(They’re all dead and gone by now–the perfect opportunity for liberals to attack them.)
This is all I’m going to write about this fallen world’s news today; my soul can’t take anymore. Instead, I will blog animal videos and prayer requests (if I get any) today.
I’m not prepared to say whose lives “matter” and whose lives don’t. I don’t what Loretta Lunch–er, Lynch–trying to jail me for microaggression.
Suffice it to say that the Obama regime has poisoned race relations in this country, on purpose, creating a climate of rage and injustice-collecting among people who ought to have good will toward one another. And you can bet your bottom dollar that we’ll see more of it, a lot more, at the Democrat National Convention.
This race-hustling, this whipping-up of anger and resentment, has gone so far as to make war on the past, a war against the dead. A war against history.
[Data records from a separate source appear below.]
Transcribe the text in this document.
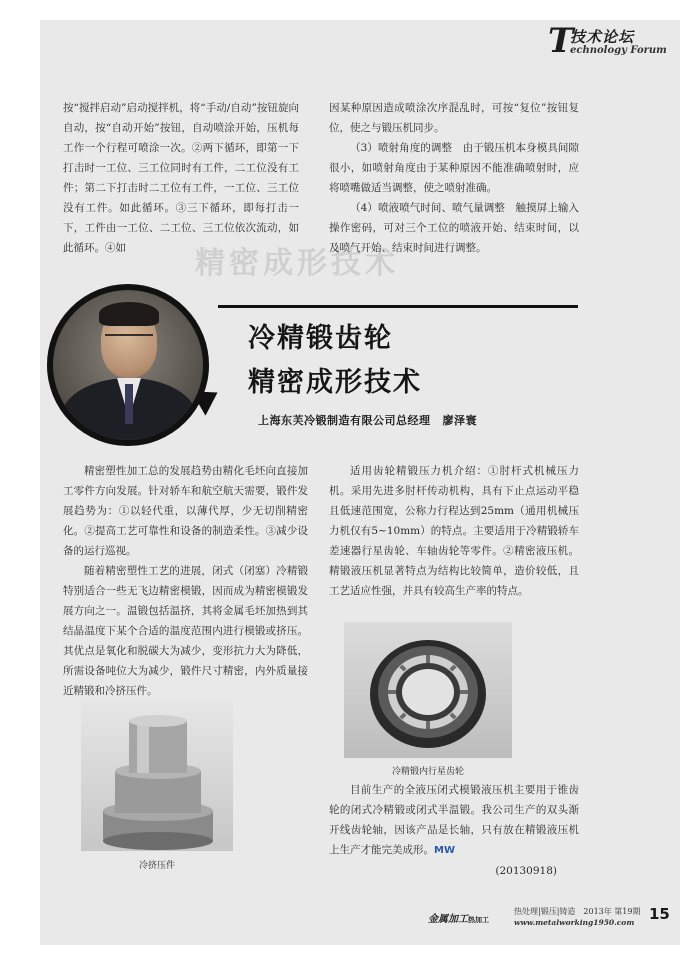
T
技术论坛
echnology Forum
精密成形技术

按“搅拌启动”启动搅拌机，将“手动/自动”按钮旋向自动，按“自动开始”按钮，自动喷涂开始，压机每工作一个行程可喷涂一次。②两下循环，即第一下打击时一工位、三工位同时有工件，二工位没有工件；第二下打击时二工位有工件，一工位、三工位没有工件。如此循环。③三下循环，即每打击一下，工件由一工位、二工位、三工位依次流动，如此循环。④如

因某种原因造成喷涂次序混乱时，可按“复位”按钮复位，使之与锻压机同步。

（3）喷射角度的调整　由于锻压机本身模具间隙很小，如喷射角度由于某种原因不能准确喷射时，应将喷嘴做适当调整，使之喷射准确。

（4）喷液喷气时间、喷气量调整　触摸屏上输入操作密码，可对三个工位的喷液开始、结束时间，以及喷气开始、结束时间进行调整。

冷精锻齿轮
精密成形技术
上海东芙冷锻制造有限公司总经理 廖泽寰

精密塑性加工总的发展趋势由精化毛坯向直接加工零件方向发展。针对轿车和航空航天需要，锻件发展趋势为：①以轻代重，以薄代厚，少无切削精密化。②提高工艺可靠性和设备的制造柔性。③减少设备的运行巡视。

随着精密塑性工艺的进展，闭式（闭塞）冷精锻特别适合一些无飞边精密模锻，因而成为精密模锻发展方向之一。温锻包括温挤，其将金属毛坯加热到其结晶温度下某个合适的温度范围内进行模锻或挤压。其优点是氧化和脱碳大为减少，变形抗力大为降低，所需设备吨位大为减少，锻件尺寸精密，内外质量接近精锻和冷挤压件。

适用齿轮精锻压力机介绍：①肘杆式机械压力机。采用先进多肘杆传动机构，具有下止点运动平稳且低速范围宽，公称力行程达到25mm（通用机械压力机仅有5~10mm）的特点。主要适用于冷精锻轿车差速器行星齿轮、车轴齿轮等零件。②精密液压机。精锻液压机显著特点为结构比较简单，造价较低，且工艺适应性强，并具有较高生产率的特点。

冷精锻内行星齿轮

目前生产的全液压闭式模锻液压机主要用于锥齿轮的闭式冷精锻或闭式半温锻。我公司生产的双头渐开线齿轮轴，因该产品是长轴，只有放在精锻液压机上生产才能完美成形。MW

(20130918)

冷挤压件
金属加工热加工
热处理|锻压|铸造　2013年 第19期
www.metalworking1950.com 15
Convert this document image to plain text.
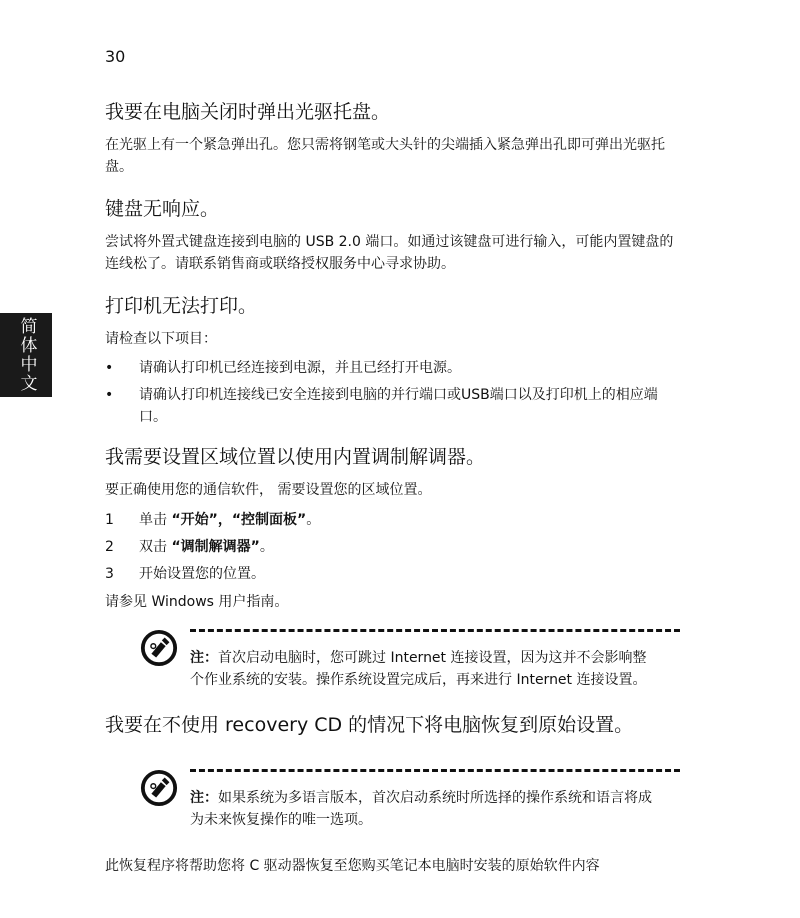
30
简体中文
我要在电脑关闭时弹出光驱托盘。

在光驱上有一个紧急弹出孔。您只需将钢笔或大头针的尖端插入紧急弹出孔即可弹出光驱托盘。

键盘无响应。

尝试将外置式键盘连接到电脑的 USB 2.0 端口。如通过该键盘可进行输入，可能内置键盘的连线松了。请联系销售商或联络授权服务中心寻求协助。

打印机无法打印。

请检查以下项目：

• 请确认打印机已经连接到电源，并且已经打开电源。
• 请确认打印机连接线已安全连接到电脑的并行端口或USB端口以及打印机上的相应端口。
我需要设置区域位置以使用内置调制解调器。

要正确使用您的通信软件， 需要设置您的区域位置。

1 单击 “开始”，“控制面板”。
2 双击 “调制解调器”。
3 开始设置您的位置。

请参见 Windows 用户指南。

注：首次启动电脑时，您可跳过 Internet 连接设置，因为这并不会影响整个作业系统的安装。操作系统设置完成后，再来进行 Internet 连接设置。
我要在不使用 recovery CD 的情况下将电脑恢复到原始设置。
注：如果系统为多语言版本，首次启动系统时所选择的操作系统和语言将成为未来恢复操作的唯一选项。

此恢复程序将帮助您将 C 驱动器恢复至您购买笔记本电脑时安装的原始软件内容
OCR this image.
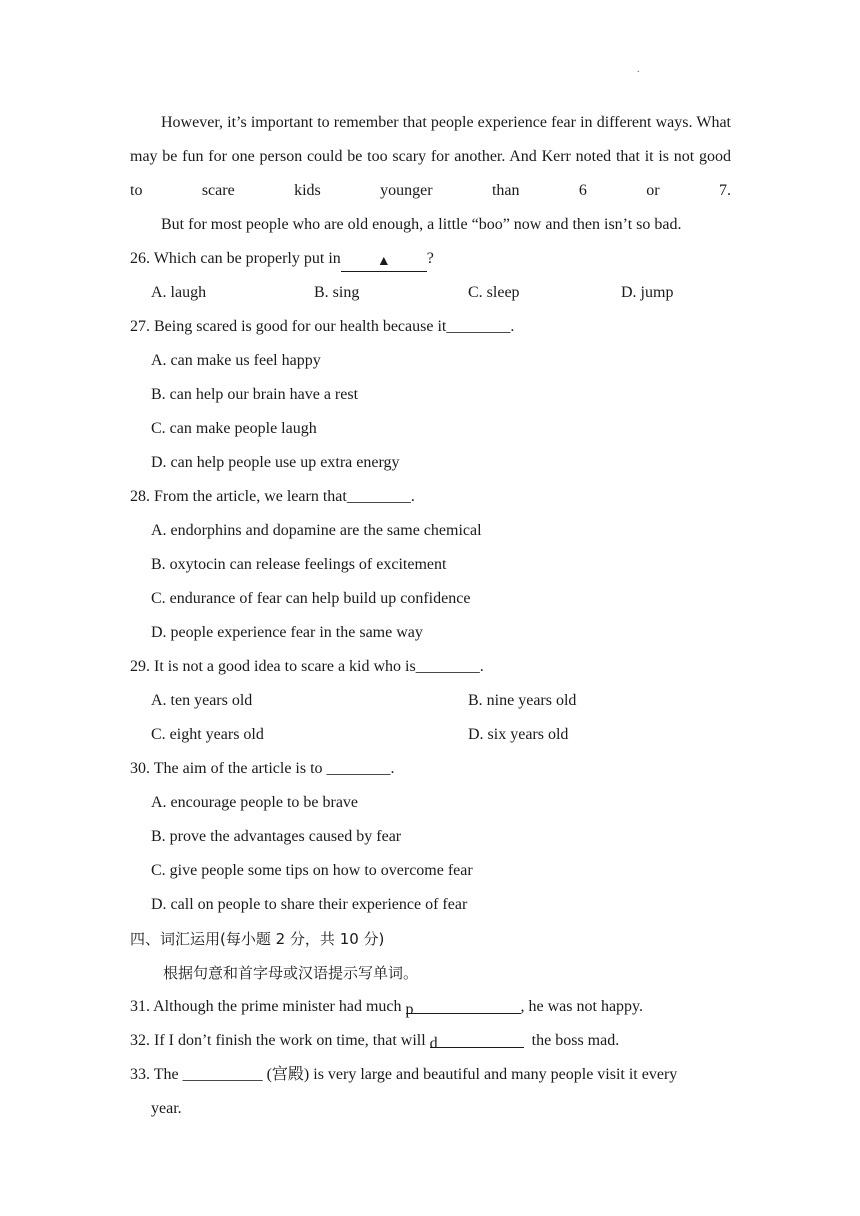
.
However, it’s important to remember that people experience fear in different ways. What may be fun for one person could be too scary for another. And Kerr noted that it is not good to scare kids younger than 6 or 7.
But for most people who are old enough, a little “boo” now and then isn’t so bad.
26. Which can be properly put in	▲ ?
A. laugh	B. sing	C. sleep	D. jump
27. Being scared is good for our health because it________.
A. can make us feel happy
B. can help our brain have a rest
C. can make people laugh
D. can help people use up extra energy
28. From the article, we learn that________.
A. endorphins and dopamine are the same chemical
B. oxytocin can release feelings of excitement
C. endurance of fear can help build up confidence
D. people experience fear in the same way
29. It is not a good idea to scare a kid who is________.
A. ten years old	B. nine years old
C. eight years old	D. six years old
30. The aim of the article is to ________.
A. encourage people to be brave
B. prove the advantages caused by fear
C. give people some tips on how to overcome fear
D. call on people to share their experience of fear
四、词汇运用(每小题 2 分，共 10 分)
根据句意和首字母或汉语提示写单词。
31. Although the prime minister had much p	, he was not happy.
32. If I don’t finish the work on time, that will d	the boss mad.
33. The __________ (宫殿) is very large and beautiful and many people visit it every
year.
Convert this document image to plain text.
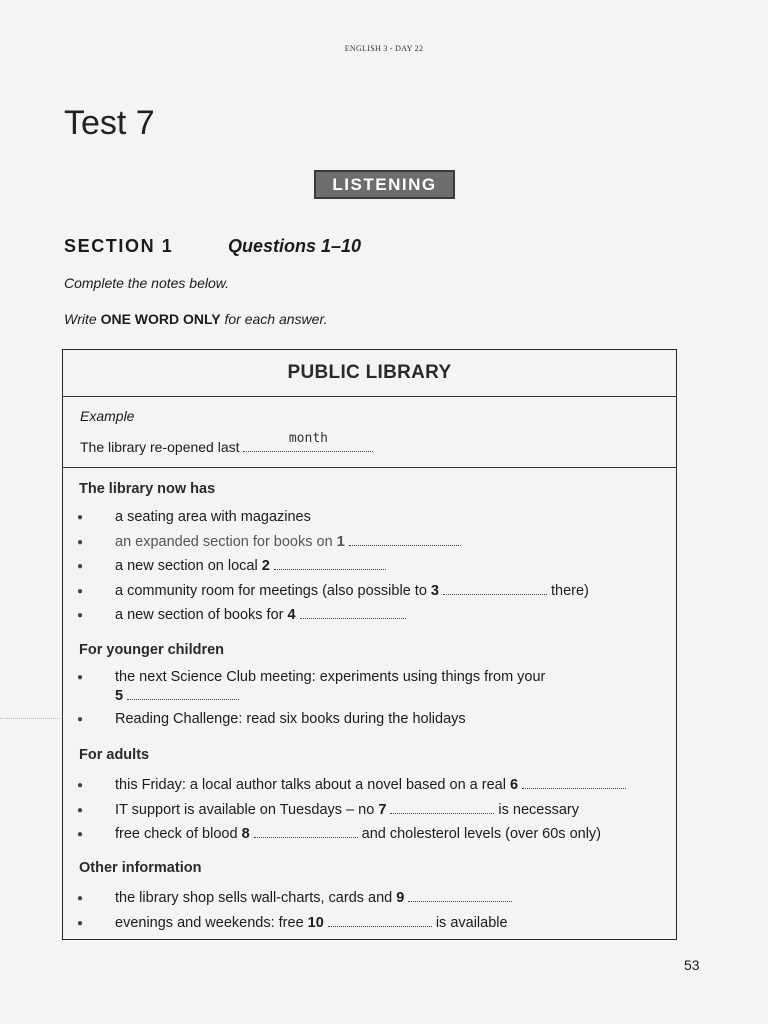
ENGLISH 3 - DAY 22
Test 7
LISTENING
SECTION 1	Questions 1–10
Complete the notes below.
Write ONE WORD ONLY for each answer.
PUBLIC LIBRARY
Example
The library re-opened last
month
The library now has
● a seating area with magazines
● an expanded section for books on 1
● a new section on local 2
● a community room for meetings (also possible to 3	there)
● a new section of books for 4
For younger children
● the next Science Club meeting: experiments using things from your
5
● Reading Challenge: read six books during the holidays
For adults
● this Friday: a local author talks about a novel based on a real 6
● IT support is available on Tuesdays – no 7	is necessary
● free check of blood 8	and cholesterol levels (over 60s only)
Other information
● the library shop sells wall-charts, cards and 9
● evenings and weekends: free 10	is available
53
One thing I am prepared to say is that the truth matters. Let history here defend the dead, in the words of Robert Selph Henry in his The Story of the Confederacy, first published in 1931, when there were a few Confederate veterans still living:
“The Confederacy was a belated attempt to exercise the right of a state to withdraw from the United States of America.
“Because it was belated, because it opposed a mere right in the abstract to the concrete forms of economics and the inevitable trend of history, because it was burdened with the defense of the anachronism of slavery, it failed…
“With its failure, the United States of America that we know was born… The old union of states federated together for specific and limited purposes died, to be succeeded by a new nation in which the states, North and South alike, have contentedly sunk from the sovereignty they so jealously maintained in 1787 to become little more than convenient administrative subdivisions of government.”
This is truth: and demonizing the dead, to serve the current political purposes of immoral and power-hungry individuals, can’t change it.